Algumas reflexões sobre o casamento para quem está às vésperas
de casar-se não é nada mau. Isso é que me sugere o assunto desta carta, mas
espero que você a receba como prova de afeição.
O momento do “sim” deveria ser acompanhado das seguintes
palavras: “Aprenderei a receber meu cônjuge como recebo a vida, sem esperar
tudo dele e oferecer-lhe sem obrigar a receber. Serei responsável por ele, mas
não o acompanharei nas fraquezas e caprichos”.
Todo drama conjugal, minha querida, resulta do choque do egoísmo:
quanto mais forte, mais frágil o elo.
À medida que o egoísta se expande, menos compreende o que se
passa com o outro. Torna-se incapaz de adivinhar-lhe os anseios mudos ou
declarados.
Casamento é situação de contato que deve ser compreendida no
conjunto e nas reações individuais: um ser humano desenvolvendo-se no tempo, a
seu lado, mas diferente de você.
Penetre no íntimo de seu próprio temperamento e no de seu
esposo. Dessa reflexão, imposta pela vida, sua sensibilidade se irritará, se você
for egoísta, mas se for generosa, servirá para esclarecê-la cada vez mais,
fazendo-a decifrar um gesto, um silêncio, uma suspeita; fazendo-a analisar as
qualidades dos sentimentos que a animam.
Só depois que o casal faz essa penetração de caráter profundo e
reciprocamente é que o amor conjugal atinge maturidade e será duradouro.
Cria-se, então, um ambiente de companheirismo, de assistência mútua e doação.
Dê, minha querida inexperiente, à expressão “assistência mútua”
um sentido mais amplo, mais humano, o que significa não fazer todas as
vontades, aderindo aos caprichos do outro, mas ajudá-lo de tal modo que pareça
até oposição.

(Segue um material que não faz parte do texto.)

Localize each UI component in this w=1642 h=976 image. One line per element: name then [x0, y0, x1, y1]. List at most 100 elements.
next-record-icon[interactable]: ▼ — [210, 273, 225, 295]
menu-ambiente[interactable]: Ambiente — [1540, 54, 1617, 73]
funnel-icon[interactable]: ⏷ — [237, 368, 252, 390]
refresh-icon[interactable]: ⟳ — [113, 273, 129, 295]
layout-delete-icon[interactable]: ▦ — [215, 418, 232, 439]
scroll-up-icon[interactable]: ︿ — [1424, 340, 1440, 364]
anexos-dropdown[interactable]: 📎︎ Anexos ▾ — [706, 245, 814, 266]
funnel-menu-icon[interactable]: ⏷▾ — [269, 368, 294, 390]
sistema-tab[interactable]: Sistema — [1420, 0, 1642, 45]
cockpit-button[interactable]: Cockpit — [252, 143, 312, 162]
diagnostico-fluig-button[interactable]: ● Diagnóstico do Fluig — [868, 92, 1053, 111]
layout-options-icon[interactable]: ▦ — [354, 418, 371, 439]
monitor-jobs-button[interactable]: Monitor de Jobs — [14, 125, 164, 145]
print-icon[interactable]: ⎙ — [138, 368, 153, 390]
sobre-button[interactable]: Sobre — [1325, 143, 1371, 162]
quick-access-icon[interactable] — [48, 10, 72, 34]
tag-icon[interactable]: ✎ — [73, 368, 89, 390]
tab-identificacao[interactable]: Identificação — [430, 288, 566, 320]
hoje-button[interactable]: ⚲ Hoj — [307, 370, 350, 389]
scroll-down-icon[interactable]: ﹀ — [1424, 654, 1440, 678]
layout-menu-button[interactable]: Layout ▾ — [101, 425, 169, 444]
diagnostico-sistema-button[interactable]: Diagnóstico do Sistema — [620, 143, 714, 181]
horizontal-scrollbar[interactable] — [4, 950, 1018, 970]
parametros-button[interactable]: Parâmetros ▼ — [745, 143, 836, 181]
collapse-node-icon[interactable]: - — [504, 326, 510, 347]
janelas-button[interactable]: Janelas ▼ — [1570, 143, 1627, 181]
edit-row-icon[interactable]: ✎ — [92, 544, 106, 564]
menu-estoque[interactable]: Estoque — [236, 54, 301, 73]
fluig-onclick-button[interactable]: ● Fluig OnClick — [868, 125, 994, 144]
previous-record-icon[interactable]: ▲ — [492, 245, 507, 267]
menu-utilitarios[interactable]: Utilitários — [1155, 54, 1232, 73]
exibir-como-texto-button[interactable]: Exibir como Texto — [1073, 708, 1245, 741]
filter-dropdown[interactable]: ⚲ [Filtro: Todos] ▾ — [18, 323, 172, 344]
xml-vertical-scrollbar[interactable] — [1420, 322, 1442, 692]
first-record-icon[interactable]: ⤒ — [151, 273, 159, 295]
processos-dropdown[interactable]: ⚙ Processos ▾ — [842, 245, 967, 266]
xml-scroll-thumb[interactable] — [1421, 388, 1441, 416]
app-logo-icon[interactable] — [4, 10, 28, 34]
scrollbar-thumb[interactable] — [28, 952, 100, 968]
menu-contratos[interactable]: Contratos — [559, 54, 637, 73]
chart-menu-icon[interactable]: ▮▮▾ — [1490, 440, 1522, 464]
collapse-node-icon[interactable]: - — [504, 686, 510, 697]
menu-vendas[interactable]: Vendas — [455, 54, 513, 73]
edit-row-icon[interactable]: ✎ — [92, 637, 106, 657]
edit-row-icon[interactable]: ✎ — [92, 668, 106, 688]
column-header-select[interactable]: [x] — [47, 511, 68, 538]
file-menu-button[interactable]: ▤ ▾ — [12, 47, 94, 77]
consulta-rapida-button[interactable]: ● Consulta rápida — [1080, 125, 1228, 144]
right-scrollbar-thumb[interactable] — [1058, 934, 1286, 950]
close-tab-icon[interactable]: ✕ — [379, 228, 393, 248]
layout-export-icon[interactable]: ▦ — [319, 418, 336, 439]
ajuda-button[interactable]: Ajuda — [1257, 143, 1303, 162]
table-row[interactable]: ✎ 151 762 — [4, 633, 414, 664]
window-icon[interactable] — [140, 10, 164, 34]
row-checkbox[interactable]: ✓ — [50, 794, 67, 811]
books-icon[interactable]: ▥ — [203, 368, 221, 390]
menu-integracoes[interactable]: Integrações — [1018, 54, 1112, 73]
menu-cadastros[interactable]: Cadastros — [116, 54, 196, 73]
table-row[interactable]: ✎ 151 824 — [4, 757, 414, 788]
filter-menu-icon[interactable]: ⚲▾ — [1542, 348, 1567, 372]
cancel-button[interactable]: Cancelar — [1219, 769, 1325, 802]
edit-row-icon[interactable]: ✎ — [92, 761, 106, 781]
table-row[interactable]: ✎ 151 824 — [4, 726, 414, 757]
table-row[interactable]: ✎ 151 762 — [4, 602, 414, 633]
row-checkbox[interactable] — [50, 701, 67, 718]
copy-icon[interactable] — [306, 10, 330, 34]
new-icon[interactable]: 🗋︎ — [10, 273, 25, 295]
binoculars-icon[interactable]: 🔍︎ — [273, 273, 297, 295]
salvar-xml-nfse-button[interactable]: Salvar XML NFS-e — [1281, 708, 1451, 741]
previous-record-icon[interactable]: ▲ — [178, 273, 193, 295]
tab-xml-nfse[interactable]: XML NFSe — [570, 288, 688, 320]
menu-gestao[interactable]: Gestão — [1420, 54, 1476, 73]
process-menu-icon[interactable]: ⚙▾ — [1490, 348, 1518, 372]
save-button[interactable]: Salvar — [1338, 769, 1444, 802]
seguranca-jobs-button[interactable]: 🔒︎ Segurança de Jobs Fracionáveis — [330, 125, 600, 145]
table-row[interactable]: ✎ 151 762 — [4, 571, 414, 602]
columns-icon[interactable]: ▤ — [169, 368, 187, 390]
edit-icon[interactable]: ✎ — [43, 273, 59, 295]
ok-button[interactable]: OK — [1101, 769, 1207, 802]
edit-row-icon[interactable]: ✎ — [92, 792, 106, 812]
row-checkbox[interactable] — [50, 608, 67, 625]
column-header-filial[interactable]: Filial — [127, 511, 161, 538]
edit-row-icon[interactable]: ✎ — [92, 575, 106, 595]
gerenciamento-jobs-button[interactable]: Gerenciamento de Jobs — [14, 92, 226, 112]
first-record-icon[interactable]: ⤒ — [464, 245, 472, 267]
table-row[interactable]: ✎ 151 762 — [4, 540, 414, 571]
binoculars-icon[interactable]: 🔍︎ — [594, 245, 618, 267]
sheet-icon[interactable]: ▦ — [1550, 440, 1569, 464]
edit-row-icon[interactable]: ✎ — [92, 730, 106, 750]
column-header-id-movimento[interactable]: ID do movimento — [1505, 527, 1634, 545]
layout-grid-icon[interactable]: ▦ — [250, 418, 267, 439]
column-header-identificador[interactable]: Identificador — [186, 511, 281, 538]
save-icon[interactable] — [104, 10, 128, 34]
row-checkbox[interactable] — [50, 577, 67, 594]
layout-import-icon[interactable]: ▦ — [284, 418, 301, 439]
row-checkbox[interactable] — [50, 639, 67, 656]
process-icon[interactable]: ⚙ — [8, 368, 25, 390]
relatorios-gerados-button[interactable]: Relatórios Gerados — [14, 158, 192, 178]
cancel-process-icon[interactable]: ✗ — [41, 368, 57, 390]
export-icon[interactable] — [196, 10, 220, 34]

A aceitação interior do outro se revela por uma atitude de
repouso e serenidade, pelo abandono de irritação do amor próprio e de
exigências insatisfeitas.
Tudo isso é sabedoria que, às vezes, infelizmente, só aparece no
limiar da velhice, parecendo até senilidade aos olhos menos esclarecidos.
Quem não souber receber a vida conjugal com todos os sacrifícios
e renúncias será incapaz de aceitar o próximo, inclusive os filhos, esses
selvagenzinhos forjados por nós.
Todos os reveses do amor humano prendem-se à falta de sentido
dos outros. Casamento, minha querida, tem duas finalidades: uma que se refere
aos interesses individuais dos cônjuges, outra relativa ao bem dos filhos, da
família e da sociedade. Por serem diferentes, só podem permanecer em
hierarquia. Quando a primazia cabe aos cônjuges, então o casamento é o fim de
uma estória de amor a par de um crime de lesa-sociedade; mas na concepção de um
humanismo integral, a felicidade caberá aos filhos, à família e à sociedade, e
a união será um bem comum.
A família é o lugar onde se experimentam as relações humanas,
onde se fermenta a injustiça maior, a da atmosfera das nações.
O verdadeiro valor da maternidade e paternidade, resultante do
amor conjugal consciente, que atingiu o nível de maturidade, tem sido
desfigurado e até ridicularizado, mas as consequências se refletem na sociedade
atual: completa desarticulação na vida social e profissional; cargos de direção
nos partidos políticos e nas profissões revelando agressividade egoísta,
intolerâncias lastimáveis.
Por tudo isso, minha jovem, ainda não lhe dou os parabéns, mas
faço sinceros votos de que tenha coragem e muita moderação nesta maior
experiência da vida que é o casamento.